Send Smells Instead Of Texts With The oPhone
In a new wave of potentially expensive, yet most likely useless technology that will soon become a simple gimmick, the oPhone is a sophisticated smell-messaging phone. Dr. David Edwards, a biomedical engineer at Harvard and founder of Le Laboratoire, which is known for producing radical sensory devices, is the creator of the oPhone.
Biologically we respond powerfully to aroma, so if we become familiar with the design of aromatic communication we might be able to say things we couldn’t before,” said Edwards in an interview with CNN.
The device, which is set to enter beta testing in July, will be given to a few select coffee aficionados. The smells are created by an oChip, which offers 365 aroma combinations. A free app—because every new product has an app—allows users to compose and send a smell note by text or email.
MIT electrical engineer Eyal Shahar designed the oChips, or aroma containers. They work by releasing the aroma when they are heated by the touch of a button. The device quickly cools to keep smells distinct.
For those unlucky few who don’t have an oPhone, the message can be downloaded from aroma hotspots that will first be launched in Boston.

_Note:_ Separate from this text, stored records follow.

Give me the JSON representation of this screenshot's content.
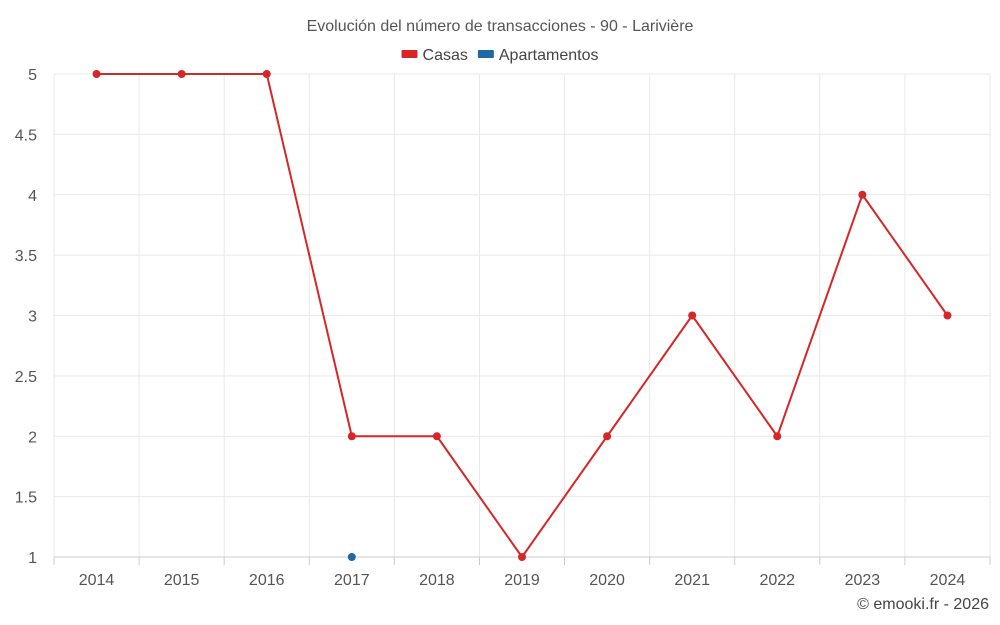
{
  "chart_data": {
    "type": "line",
    "title": "Evolución del número de transacciones - 90 - Larivière",
    "categories": [
      "2014",
      "2015",
      "2016",
      "2017",
      "2018",
      "2019",
      "2020",
      "2021",
      "2022",
      "2023",
      "2024"
    ],
    "series": [
      {
        "name": "Casas",
        "color": "#d62728",
        "values": [
          5,
          5,
          5,
          2,
          2,
          1,
          2,
          3,
          2,
          4,
          3
        ]
      },
      {
        "name": "Apartamentos",
        "color": "#1f6aa5",
        "values": [
          null,
          null,
          null,
          1,
          null,
          null,
          null,
          null,
          null,
          null,
          null
        ]
      }
    ],
    "y_ticks": [
      "1",
      "1.5",
      "2",
      "2.5",
      "3",
      "3.5",
      "4",
      "4.5",
      "5"
    ],
    "ylim": [
      1,
      5
    ],
    "xlabel": "",
    "ylabel": "",
    "grid": true,
    "legend": "top-center"
  },
  "footer": {
    "credit": "© emooki.fr - 2026"
  }
}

Another aim of the oPhone, and other aroma devices, is possible healthcare applications. Certain aromas are beneficial to the mind and body, and the oPhone is just the latest iteration to wade its way into the market.
Call it smell-o-vision 2.0.
Our motto is ‘aroma tells a thousand pictures,'” said Edwards.
Edwards hopes that the oPhone will usher in a new method of communication. With the ability to add smells to messages and pictures, sharing experiences with smell adds a new dimension to the way we communicate our experiences to one another.
An image of a delicious meal can be shared in both picture and smell. A photo on the beach brings the sweet salty smell of the ocean with it as well.
We’re reaching a limit with what we can do with text data, and there is the potential to connect more deeply and personally through smell,” said Anna Simpson, trend analyst and editor of Green Futures.